Directed by Rahul Dholakia, the film situates itself in the formidable logistical and moral challenge of conducting the largest democratic exercise in history. There are no war cries, no singular villains. Instead, the drama unfolds in administrative corridors, remote terrains, and among citizens voting for the very first time. The nation here is not defended with weapons, but built through participation.
That Saif Ali Khan headlines such a narrative feels intentional. He has never been the obvious choice for slogan-driven nationalism — and that, perhaps, is precisely why he fits. Across films like Omkara, Aarakshan, Tanhaji, Sacred Games, and Laal Kaptaan, Khan has gravitated toward layered characters who exist in moral grey zones. Even when embodying warriors or kings, he resists flattening heroism into caricature. His performances suggest that patriotism can coexist with doubt, complexity, and introspection.
Hum Hindustani traces administrators and field officers tasked with introducing democracy to a vast, diverse, and often skeptical population. Khan’s presence signals that patriotism need not be loud to be sincere. It can question, document, and foreground collective effort over individual glory.
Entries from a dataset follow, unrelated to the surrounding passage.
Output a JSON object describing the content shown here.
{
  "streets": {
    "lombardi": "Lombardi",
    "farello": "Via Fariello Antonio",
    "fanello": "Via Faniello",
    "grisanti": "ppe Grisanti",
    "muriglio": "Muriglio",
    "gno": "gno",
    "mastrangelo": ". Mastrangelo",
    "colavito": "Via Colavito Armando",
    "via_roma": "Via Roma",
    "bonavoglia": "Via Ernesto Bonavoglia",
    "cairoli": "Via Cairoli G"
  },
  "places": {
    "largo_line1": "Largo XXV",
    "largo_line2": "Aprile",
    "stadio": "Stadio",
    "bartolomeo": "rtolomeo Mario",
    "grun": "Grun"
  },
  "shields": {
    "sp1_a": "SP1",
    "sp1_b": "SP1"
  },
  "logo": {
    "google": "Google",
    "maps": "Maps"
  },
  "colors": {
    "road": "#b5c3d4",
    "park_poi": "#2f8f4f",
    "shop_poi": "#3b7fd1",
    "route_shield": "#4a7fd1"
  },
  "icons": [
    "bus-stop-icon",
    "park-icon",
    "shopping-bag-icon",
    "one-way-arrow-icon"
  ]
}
The republic, after all, is not a moment — it is a continuing conversation.

Interestingly, alongside Hum Hindustani, Khan has also announced Kartavya, a thriller that casts him as a police officer torn between duty and truth. The thematic resonance is striking. Whether set in the dawn of India’s electoral history or within a contemporary moral crisis, both stories ask the same question: what does it mean to serve the nation without surrendering one’s conscience?
There is something quietly radical about positioning a major star within a story about elections rather than wars. The ballot box carries drama of its own — perhaps even greater stakes. It represents debate over destruction, discourse over domination. To dramatize its birth is to remind audiences that India was not forged solely through sacrifice on battlefields, but through the sacred act of voting that sustains its democracy.
In an industry often polarized between spectacle and sermon, Saif Ali Khan appears to be choosing a thoughtful middle ground. He is not presenting himself as a national mascot or a symbolic flag-bearer. Instead, he engages with the idea of India as something to be examined, questioned, and understood.
His return to this space, years after LOC: Kargil, suggests a more mature dialogue with the nation on screen. If anything, Saif Ali Khan’s brand of patriotism lies not in amplified rhetoric, but in the quiet conviction that the story of India is still unfolding — and worth telling with nuance.